Gladiator II’s main returning star Connie Nielsen has revealed that what was written for her character in the sequel left her ‘wide-eyed’ and with her jaw on the floor.
The Danish actress, 59, played Lucilla, daughter of emperor Marcus Aurelius (Richard Harris) in the original Gladiator film from 24 years ago, who is shockingly killed by his own son Commodus (Joaquin Phoenix).
Harbouring a connection with Russell Crowe’s Maximus, who dies in her arms in the gladiatorial arena of the Colosseum at the end of that movie, the long-suspected fan theory that her son Lucius is also his was confirmed in the trailer for Gladiator II.
But with Lucius (Paul Mescal) sent away for his safety back then and Rome now under the rule of debauched co-emperors Geta (Joseph Quinn) and Caracalla (Fred Hechinger), and scheming arms dealer and gladiator owner Macrinus (Denzel Washington) chasing power, her position is more precarious than it once was – especially when Lucius returns as an enslaved gladiator after his home in Numidia was conquered by Rome.
A sequel to Gladiator has been on director Sir Ridley Scott’s mind for years, but the first Nielsen knew of it really happening was when the story from David Scarpa and Peter Craig was finally selected by him.

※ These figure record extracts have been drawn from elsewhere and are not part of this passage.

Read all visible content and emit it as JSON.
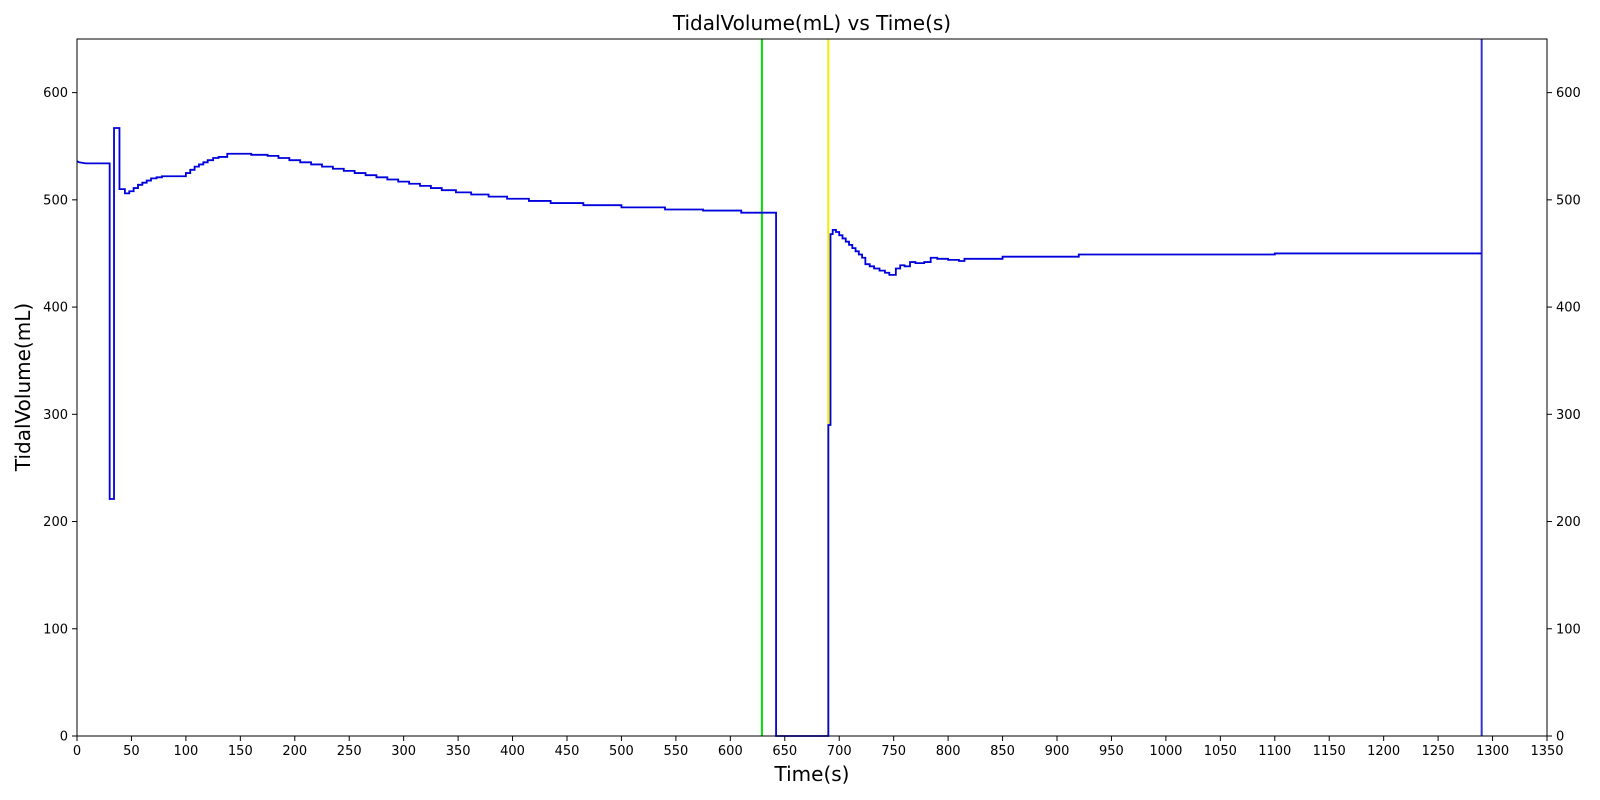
{
  "chart_data": {
    "type": "line",
    "title": "TidalVolume(mL) vs Time(s)",
    "xlabel": "Time(s)",
    "ylabel": "TidalVolume(mL)",
    "xlim": [
      0,
      1350
    ],
    "ylim": [
      0,
      650
    ],
    "x_ticks": [
      0,
      50,
      100,
      150,
      200,
      250,
      300,
      350,
      400,
      450,
      500,
      550,
      600,
      650,
      700,
      750,
      800,
      850,
      900,
      950,
      1000,
      1050,
      1100,
      1150,
      1200,
      1250,
      1300,
      1350
    ],
    "y_ticks": [
      0,
      100,
      200,
      300,
      400,
      500,
      600
    ],
    "secondary_y_axis": true,
    "grid": false,
    "line_color": "#0000dd",
    "vertical_markers": [
      {
        "x": 629,
        "color": "#00dd00"
      },
      {
        "x": 690,
        "color": "#eeee00"
      },
      {
        "x": 1290,
        "color": "#3333cc"
      }
    ],
    "series": [
      {
        "line_style": "step",
        "points": [
          [
            0,
            536
          ],
          [
            2,
            535
          ],
          [
            8,
            534
          ],
          [
            30,
            534
          ],
          [
            30,
            221
          ],
          [
            34,
            221
          ],
          [
            34,
            567
          ],
          [
            39,
            567
          ],
          [
            39,
            510
          ],
          [
            44,
            510
          ],
          [
            44,
            506
          ],
          [
            48,
            506
          ],
          [
            48,
            508
          ],
          [
            52,
            508
          ],
          [
            52,
            511
          ],
          [
            56,
            511
          ],
          [
            56,
            514
          ],
          [
            60,
            514
          ],
          [
            60,
            516
          ],
          [
            64,
            516
          ],
          [
            64,
            518
          ],
          [
            68,
            518
          ],
          [
            68,
            520
          ],
          [
            73,
            520
          ],
          [
            73,
            521
          ],
          [
            78,
            521
          ],
          [
            78,
            522
          ],
          [
            100,
            522
          ],
          [
            100,
            525
          ],
          [
            104,
            525
          ],
          [
            104,
            528
          ],
          [
            108,
            528
          ],
          [
            108,
            531
          ],
          [
            112,
            531
          ],
          [
            112,
            533
          ],
          [
            116,
            533
          ],
          [
            116,
            535
          ],
          [
            120,
            535
          ],
          [
            120,
            537
          ],
          [
            125,
            537
          ],
          [
            125,
            539
          ],
          [
            130,
            539
          ],
          [
            130,
            540
          ],
          [
            138,
            540
          ],
          [
            138,
            543
          ],
          [
            160,
            543
          ],
          [
            160,
            542
          ],
          [
            175,
            542
          ],
          [
            175,
            541
          ],
          [
            185,
            541
          ],
          [
            185,
            539
          ],
          [
            195,
            539
          ],
          [
            195,
            537
          ],
          [
            205,
            537
          ],
          [
            205,
            535
          ],
          [
            215,
            535
          ],
          [
            215,
            533
          ],
          [
            225,
            533
          ],
          [
            225,
            531
          ],
          [
            235,
            531
          ],
          [
            235,
            529
          ],
          [
            245,
            529
          ],
          [
            245,
            527
          ],
          [
            255,
            527
          ],
          [
            255,
            525
          ],
          [
            265,
            525
          ],
          [
            265,
            523
          ],
          [
            275,
            523
          ],
          [
            275,
            521
          ],
          [
            285,
            521
          ],
          [
            285,
            519
          ],
          [
            295,
            519
          ],
          [
            295,
            517
          ],
          [
            305,
            517
          ],
          [
            305,
            515
          ],
          [
            315,
            515
          ],
          [
            315,
            513
          ],
          [
            325,
            513
          ],
          [
            325,
            511
          ],
          [
            335,
            511
          ],
          [
            335,
            509
          ],
          [
            348,
            509
          ],
          [
            348,
            507
          ],
          [
            362,
            507
          ],
          [
            362,
            505
          ],
          [
            378,
            505
          ],
          [
            378,
            503
          ],
          [
            395,
            503
          ],
          [
            395,
            501
          ],
          [
            415,
            501
          ],
          [
            415,
            499
          ],
          [
            435,
            499
          ],
          [
            435,
            497
          ],
          [
            465,
            497
          ],
          [
            465,
            495
          ],
          [
            500,
            495
          ],
          [
            500,
            493
          ],
          [
            540,
            493
          ],
          [
            540,
            491
          ],
          [
            575,
            491
          ],
          [
            575,
            490
          ],
          [
            610,
            490
          ],
          [
            610,
            488
          ],
          [
            642,
            488
          ],
          [
            642,
            0
          ],
          [
            690,
            0
          ],
          [
            690,
            290
          ],
          [
            692,
            290
          ],
          [
            692,
            468
          ],
          [
            694,
            468
          ],
          [
            694,
            472
          ],
          [
            697,
            472
          ],
          [
            697,
            470
          ],
          [
            700,
            470
          ],
          [
            700,
            467
          ],
          [
            703,
            467
          ],
          [
            703,
            464
          ],
          [
            706,
            464
          ],
          [
            706,
            461
          ],
          [
            709,
            461
          ],
          [
            709,
            458
          ],
          [
            712,
            458
          ],
          [
            712,
            455
          ],
          [
            715,
            455
          ],
          [
            715,
            452
          ],
          [
            718,
            452
          ],
          [
            718,
            449
          ],
          [
            721,
            449
          ],
          [
            721,
            446
          ],
          [
            724,
            446
          ],
          [
            724,
            440
          ],
          [
            728,
            440
          ],
          [
            728,
            438
          ],
          [
            732,
            438
          ],
          [
            732,
            436
          ],
          [
            737,
            436
          ],
          [
            737,
            434
          ],
          [
            742,
            434
          ],
          [
            742,
            432
          ],
          [
            746,
            432
          ],
          [
            746,
            430
          ],
          [
            752,
            430
          ],
          [
            752,
            436
          ],
          [
            756,
            436
          ],
          [
            756,
            439
          ],
          [
            760,
            439
          ],
          [
            760,
            438
          ],
          [
            765,
            438
          ],
          [
            765,
            442
          ],
          [
            770,
            442
          ],
          [
            770,
            441
          ],
          [
            778,
            441
          ],
          [
            778,
            442
          ],
          [
            784,
            442
          ],
          [
            784,
            446
          ],
          [
            790,
            446
          ],
          [
            790,
            445
          ],
          [
            800,
            445
          ],
          [
            800,
            444
          ],
          [
            810,
            444
          ],
          [
            810,
            443
          ],
          [
            815,
            443
          ],
          [
            815,
            445
          ],
          [
            850,
            445
          ],
          [
            850,
            447
          ],
          [
            920,
            447
          ],
          [
            920,
            449
          ],
          [
            1100,
            449
          ],
          [
            1100,
            450
          ],
          [
            1290,
            450
          ]
        ]
      }
    ]
  }
}
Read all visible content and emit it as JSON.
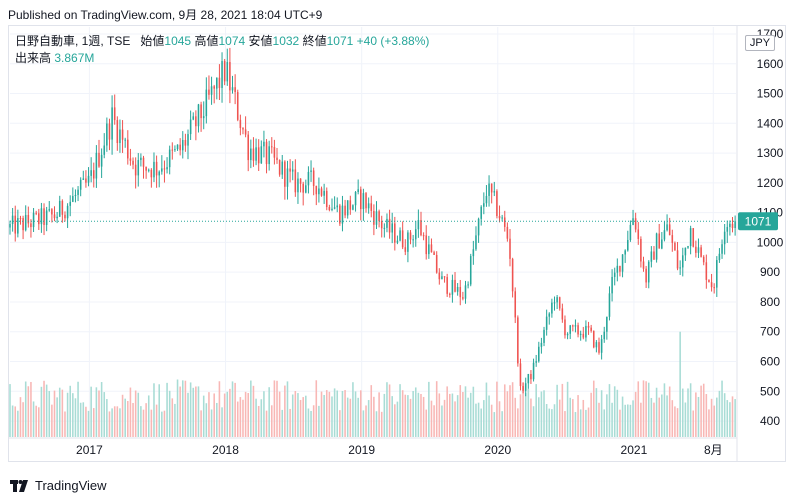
{
  "header": {
    "published": "Published on TradingView.com, 9月 28, 2021 18:04 UTC+9"
  },
  "legend": {
    "symbol": "日野自動車, 1週, TSE",
    "open_label": "始値",
    "open_value": "1045",
    "high_label": "高値",
    "high_value": "1074",
    "low_label": "安値",
    "low_value": "1032",
    "close_label": "終値",
    "close_value": "1071",
    "change": "+40 (+3.88%)",
    "volume_label": "出来高",
    "volume_value": "3.867M"
  },
  "currency_badge": "JPY",
  "footer": {
    "brand": "TradingView"
  },
  "colors": {
    "up": "#26a69a",
    "down": "#ef5350",
    "volume_up": "#a8dcd5",
    "volume_down": "#f8b7b5",
    "grid": "#f0f3fa",
    "axis_text": "#131722"
  },
  "chart_data": {
    "type": "candlestick",
    "timeframe": "1週",
    "y_ticks": [
      400,
      500,
      600,
      700,
      800,
      900,
      1000,
      1100,
      1200,
      1300,
      1400,
      1500,
      1600,
      1700
    ],
    "ylim": [
      370,
      1710
    ],
    "x_ticks": [
      {
        "label": "2017",
        "date": "2017-01"
      },
      {
        "label": "2018",
        "date": "2018-01"
      },
      {
        "label": "2019",
        "date": "2019-01"
      },
      {
        "label": "2020",
        "date": "2020-01"
      },
      {
        "label": "2021",
        "date": "2021-01"
      },
      {
        "label": "8月",
        "date": "2021-08"
      }
    ],
    "last_price": 1071,
    "grid": true,
    "volume_shown": true,
    "price_path": [
      [
        "2016-06",
        1050
      ],
      [
        "2016-10",
        1090
      ],
      [
        "2017-01",
        1200
      ],
      [
        "2017-03",
        1420
      ],
      [
        "2017-05",
        1260
      ],
      [
        "2017-07",
        1250
      ],
      [
        "2017-09",
        1310
      ],
      [
        "2017-11",
        1440
      ],
      [
        "2018-01",
        1580
      ],
      [
        "2018-03",
        1320
      ],
      [
        "2018-05",
        1280
      ],
      [
        "2018-07",
        1200
      ],
      [
        "2018-09",
        1200
      ],
      [
        "2018-11",
        1100
      ],
      [
        "2019-01",
        1150
      ],
      [
        "2019-03",
        1050
      ],
      [
        "2019-05",
        1000
      ],
      [
        "2019-06",
        1060
      ],
      [
        "2019-08",
        870
      ],
      [
        "2019-10",
        820
      ],
      [
        "2019-11",
        1000
      ],
      [
        "2019-12",
        1180
      ],
      [
        "2020-01",
        1110
      ],
      [
        "2020-02",
        1000
      ],
      [
        "2020-03",
        500
      ],
      [
        "2020-04",
        560
      ],
      [
        "2020-06",
        820
      ],
      [
        "2020-07",
        700
      ],
      [
        "2020-09",
        700
      ],
      [
        "2020-10",
        630
      ],
      [
        "2020-11",
        850
      ],
      [
        "2020-12",
        960
      ],
      [
        "2021-01",
        1100
      ],
      [
        "2021-02",
        870
      ],
      [
        "2021-03",
        1000
      ],
      [
        "2021-04",
        1050
      ],
      [
        "2021-05",
        900
      ],
      [
        "2021-06",
        1050
      ],
      [
        "2021-07",
        930
      ],
      [
        "2021-08",
        850
      ],
      [
        "2021-09",
        1071
      ]
    ],
    "volume_spike": {
      "date": "2021-05",
      "value": 700
    }
  }
}
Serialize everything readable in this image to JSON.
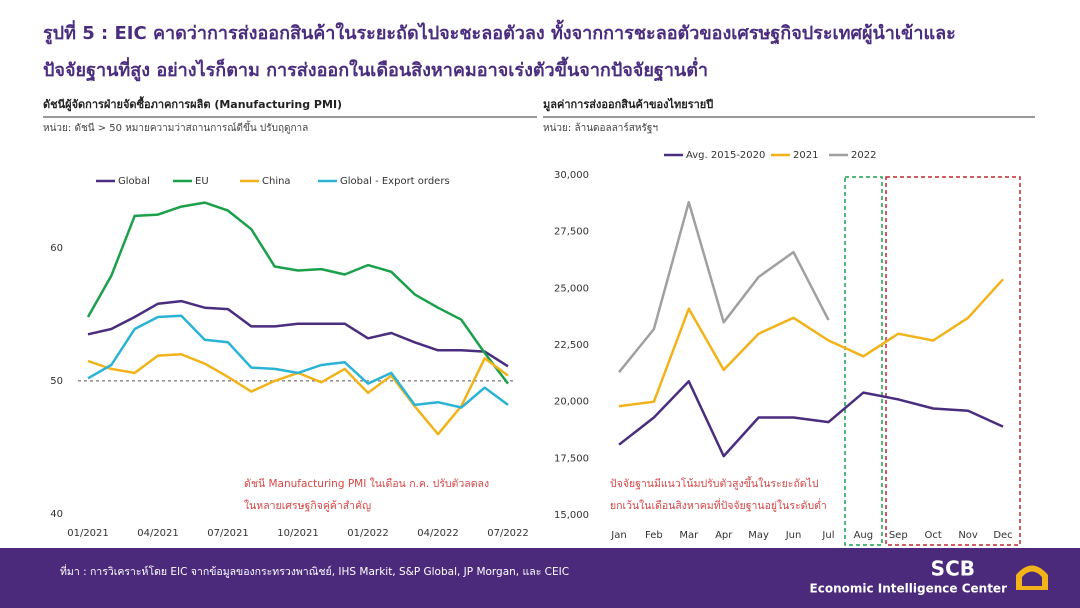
{
  "title": [
    "รูปที่ 5 : EIC คาดว่าการส่งออกสินค้าในระยะถัดไปจะชะลอตัวลง ทั้งจากการชะลอตัวของเศรษฐกิจประเทศผู้นำเข้าและ",
    "ปัจจัยฐานที่สูง อย่างไรก็ตาม การส่งออกในเดือนสิงหาคมอาจเร่งตัวขึ้นจากปัจจัยฐานต่ำ"
  ],
  "chart_data": [
    {
      "type": "line",
      "title": "ดัชนีผู้จัดการฝ่ายจัดซื้อภาคการผลิต (Manufacturing PMI)",
      "subtitle": "หน่วย: ดัชนี > 50 หมายความว่าสถานการณ์ดีขึ้น ปรับฤดูกาล",
      "categories": [
        "01/2021",
        null,
        null,
        "04/2021",
        null,
        null,
        "07/2021",
        null,
        null,
        "10/2021",
        null,
        null,
        "01/2022",
        null,
        null,
        "04/2022",
        null,
        null,
        "07/2022"
      ],
      "series": [
        {
          "name": "Global",
          "color": "#4b2d7f",
          "values": [
            53.5,
            53.9,
            54.8,
            55.8,
            56.0,
            55.5,
            55.4,
            54.1,
            54.1,
            54.3,
            54.3,
            54.3,
            53.2,
            53.6,
            52.9,
            52.3,
            52.3,
            52.2,
            51.1
          ]
        },
        {
          "name": "EU",
          "color": "#1aa04a",
          "values": [
            54.8,
            57.9,
            62.4,
            62.5,
            63.1,
            63.4,
            62.8,
            61.4,
            58.6,
            58.3,
            58.4,
            58.0,
            58.7,
            58.2,
            56.5,
            55.5,
            54.6,
            52.1,
            49.8
          ]
        },
        {
          "name": "China",
          "color": "#f2b31a",
          "values": [
            51.5,
            50.9,
            50.6,
            51.9,
            52.0,
            51.3,
            50.3,
            49.2,
            50.0,
            50.6,
            49.9,
            50.9,
            49.1,
            50.4,
            48.1,
            46.0,
            48.1,
            51.7,
            50.4
          ]
        },
        {
          "name": "Global - Export orders",
          "color": "#2bb3d6",
          "values": [
            50.2,
            51.2,
            53.9,
            54.8,
            54.9,
            53.1,
            52.9,
            51.0,
            50.9,
            50.6,
            51.2,
            51.4,
            49.8,
            50.6,
            48.2,
            48.4,
            48.0,
            49.5,
            48.2
          ]
        }
      ],
      "ylim": [
        40,
        66
      ],
      "yticks": [
        40,
        50,
        60
      ],
      "grid": false,
      "reference_line": 50,
      "annotation": [
        "ดัชนี Manufacturing PMI ในเดือน ก.ค. ปรับตัวลดลง",
        "ในหลายเศรษฐกิจคู่ค้าสำคัญ"
      ]
    },
    {
      "type": "line",
      "title": "มูลค่าการส่งออกสินค้าของไทยรายปี",
      "subtitle": "หน่วย: ล้านดอลลาร์สหรัฐฯ",
      "categories": [
        "Jan",
        "Feb",
        "Mar",
        "Apr",
        "May",
        "Jun",
        "Jul",
        "Aug",
        "Sep",
        "Oct",
        "Nov",
        "Dec"
      ],
      "series": [
        {
          "name": "Avg. 2015-2020",
          "color": "#4b2d7f",
          "values": [
            18100,
            19300,
            20900,
            17600,
            19300,
            19300,
            19100,
            20400,
            20100,
            19700,
            19600,
            18900
          ]
        },
        {
          "name": "2021",
          "color": "#f2b31a",
          "values": [
            19800,
            20000,
            24100,
            21400,
            23000,
            23700,
            22700,
            22000,
            23000,
            22700,
            23700,
            25400
          ]
        },
        {
          "name": "2022",
          "color": "#a0a0a0",
          "values": [
            21300,
            23200,
            28800,
            23500,
            25500,
            26600,
            23600,
            null,
            null,
            null,
            null,
            null
          ]
        }
      ],
      "ylim": [
        15000,
        30000
      ],
      "yticks": [
        {
          "value": 15000,
          "label": "15,000"
        },
        {
          "value": 17500,
          "label": "17,500"
        },
        {
          "value": 20000,
          "label": "20,000"
        },
        {
          "value": 22500,
          "label": "22,500"
        },
        {
          "value": 25000,
          "label": "25,000"
        },
        {
          "value": 27500,
          "label": "27,500"
        },
        {
          "value": 30000,
          "label": "30,000"
        }
      ],
      "grid": false,
      "annotation": [
        "ปัจจัยฐานมีแนวโน้มปรับตัวสูงขึ้นในระยะถัดไป",
        "ยกเว้นในเดือนสิงหาคมที่ปัจจัยฐานอยู่ในระดับต่ำ"
      ]
    }
  ],
  "footer": {
    "source": "ที่มา : การวิเคราะห์โดย EIC จากข้อมูลของกระทรวงพาณิชย์, IHS Markit, S&P Global, JP Morgan, และ CEIC",
    "logo": "SCB",
    "org": "Economic Intelligence Center"
  }
}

‘They finally figured out what they exactly wanted the story to be. Ridley did lot of different iterations until he happened upon the one that he really loved and that’s when they contacted me to ask if I would be willing to come back and reprise Lucilla,’ she tells ahead of the film’s global premiere in London.
Nielsen is in fact not the only returner to a cast that also includes Pedro Pascal, as renowned British thespian Sir Derek Jacobi, 86, is also back as Senator Gracchus.
However, her part this time seems even more crucial, given her connection to Pascal’s General Marcus Acacius, who commanded his troops to slaughter warriors during the capture of Numidia – including Lucius’s wife. He is also Lucilla’s husband, which creates an even more impossible scenario for her.
‘I honestly could not have imagined the incredible plot points that she would be at the centre of,’ shares Nielsen when discussing what her hopes were for her character’s return.
‘I really was just completely – just wide eyed, open, just astonished as I was reading the script,’ she adds of Lucilla’s divided loyalties, alongside her ambition to restore Rome to its former stability.
‘I was just so looking forward to doing some of these scenes – very heartbreaking as well,’ she adds in what is zero overstatement.
She laughs a ‘thank you’ when it’s suggested she’s the secret weapon of Gladiator, given Lucilla’s significance in both films.
But she was also able to shrug off any worries about coming back to reprise a role she had not played in almost a quarter of a century, claiming to not feel ‘any pressure’ about returning and connecting with Lucilla.
‘I really felt it was such an organic and natural experience. I felt her, definitely – I remembered the feeling inside of me, of her, and finding her again was so simple and so easy.’
The Wonder Woman star also highlights how lovely it was to sink her teeth into ‘the incredible challenges she brought with her and that she had the context of what she had seen over the past 18 years’.
‘That was so inspiring to kind of build that into the character, imagining how the daughter of Marcus Aurelius would have felt watching the complete descent into madness of a country that had, at her father’s time, been at its very apex.’
Looking to the new generation of Gladiator talent and Nielsen is full of praise for her 28-year-old onscreen son Mescal, who is ‘such a wonderful actor, just absolutely brilliant’.
‘I was looking very much forward to doing scenes with him,’ she said of the Oscar nominee. ‘And when we did get to the scenes, it was really so special to go in there and I could just feel that they were going to be very strong.’
As someone in the unusual position of making a follow-up film over two decades after the first one, and even returning to Malta for the shoot and acting in a replica Colosseum rebuilt in the same location – Fort Ricasoli – as before, Nielsen must also have been struck by how much had changed in the moviemaking process during the intervening years.
But for her, it also meant she was in danger of losing one of her favourite aspects of shooting a film, and part of her process with Alien and Blade Runner’s Sir Ridley.
‘He’s such a collaborative director, and it’s such a pleasure for an actor to actually have all these conversations with him about where the character should go,’ she recalls. ‘And back in the day, it took sometimes hours to move all of those cameras around and have the new camera rolls put on – and the little magazine had to be checked and the air had to be thrown into the mix in order to make sure there were no little bits over the film…’
However, with the advances in technology, it ‘now it takes no time at all’, meaning ‘so much less time to sit there and have all of these amazing conversations with Ridley’, she laments.
But Nielsen had a sweet way of making sure she didn’t have to miss out on this valuable part of the experience with the storied 86-year-old director.
‘I just made up my mind that I would do it in the morning instead! And so, every morning, I would pop myself outside his door and look forward to us talking about the scenes and where we wanted to go with it,’ the actress smiles.
‘And that way, when we were on set, we were ready, because the set was always ready for us.’